Die Amerikaner sind derzeit besorgt, aber sie sind nicht hysterisch. Was sicher mit der Berichterstattung in den Medien zu tun hat, die im Gegensatz zu Hollywood nicht ständig neue Desaster-Fantasien entwickeln, sondern fehlerfrei und exakt über Biowaffen berichten. Fast schon zu exakt. Das sonst übliche Wirrwarr von sich widersprechenden Experten blieb weitgehend aus. Stattdessen reden immer die gleichen Leute. Das macht skeptisch. Nun kenne ich viele Experten der Seuchenbekämpfung - herausragende Wissenschaftler in der Armee wie in zivilen Instituten - keiner von ihnen wurde nach den jüngsten Anthrax-Anschlägen öffentlich gefragt. Es scheint auch, als habe das FBI den "Centers for Disease Control and Prevention" eine Art Maulkorb verpasst - die Informationen über Anthrax gelangen nur gefiltert an die Öffentlichkeit. Was verständlich ist, weil das FBI die Anthrax-Anschläge als Kriminalfälle betrachtet.

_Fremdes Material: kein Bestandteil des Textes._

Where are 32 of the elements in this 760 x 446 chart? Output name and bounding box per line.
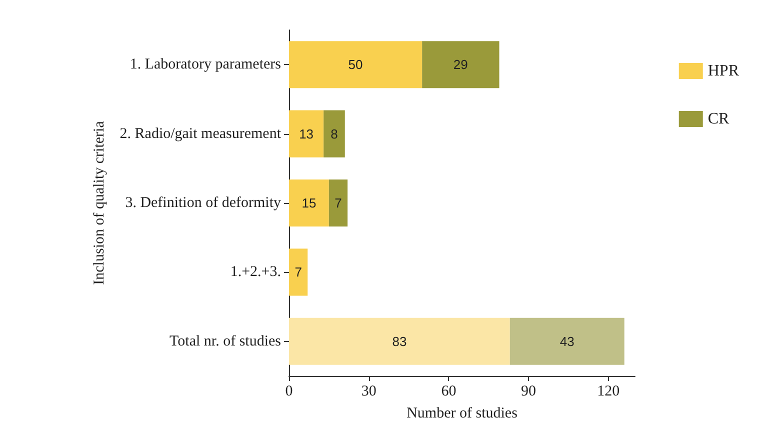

Dichtung und Wahrheit - ein weites Feld. Wer unabhängige Analysen von Experten will, ist derzeit mit der Internet-Seite "<http://www.promedmail.org>www.promedmail.org" besser bedient. In diesem virtuellen Expertengremium tauschen sich regelmäßig mehr als 20000 Ärzte und Wissenschaftler aus. Es ist ein Depot für objektive Informationen, die nicht von regierungsnahen Einrichtungen verdreht werden können. Eine unabhängige Organisation wie "Promed-Mail" wird keine politische Propaganda machen und ist daher von größerer Bedeutung als beispielsweise Hollywood-Autoren, die Geheimdienstler beraten. Diese Unabhängigkeit hat freilich ihren Preis. Seit seiner Gründung vor sieben Jahren stand "Promed-Mail" mehrmals vor dem finanziellen Ruin, da es staatliche Zuschüsse prinzipiell ablehnt. Vor zwei Jahren hatte es einen Etat von 200000 Dollar - der ausschließlich durch Spenden von Privatleuten und nichtstaatlichen Organisationen zustande kam. Inzwischen haben sich die Betreiber mit der Harvard-Universität zusammengetan. Auch ich habe es mit Einnahmen meines Romans Die elfte Plage unterstützt. Um Werbung für diese Organisation zu machen, habe ich damals einen ihrer Mitarbeiter als Vorlage für meinen Roman benutzt. Jack Woodell von "Promed-Mail" wird in meinem Buch zu Jack Bryne, der den Verrückten jagt.
Ich habe schon vor dem 11. September mit der Fortsetzung zu der Elften Plage begonnen und jetzt noch mal vieles über den Haufen geworfen. Diesmal hat die Realität die Fiktion eingeholt. Ich will den Anschlag auf das World Trade Center und auch die realen Anthrax-Fälle einarbeiten. Ein seltsames Gefühl, wenn die Fiktion von der Realität eingeholt wird.
John S. Marr studierte in Harvard und war lange Jahre Direktor und erster Epidemiologe des Gesundheitsamtes in New York. Er hat zwei Thriller, Der schwarze Tod und Die elfte Plage (Econ), sowie zahlreiche Sachbücher und Forschungsberichte geschrieben. Er hat sich vor allem um den internationalen Austausch von Informationen zum Thema Epidemiologie bemüht. Marr lebt heute mit seiner Familie in Connecticut.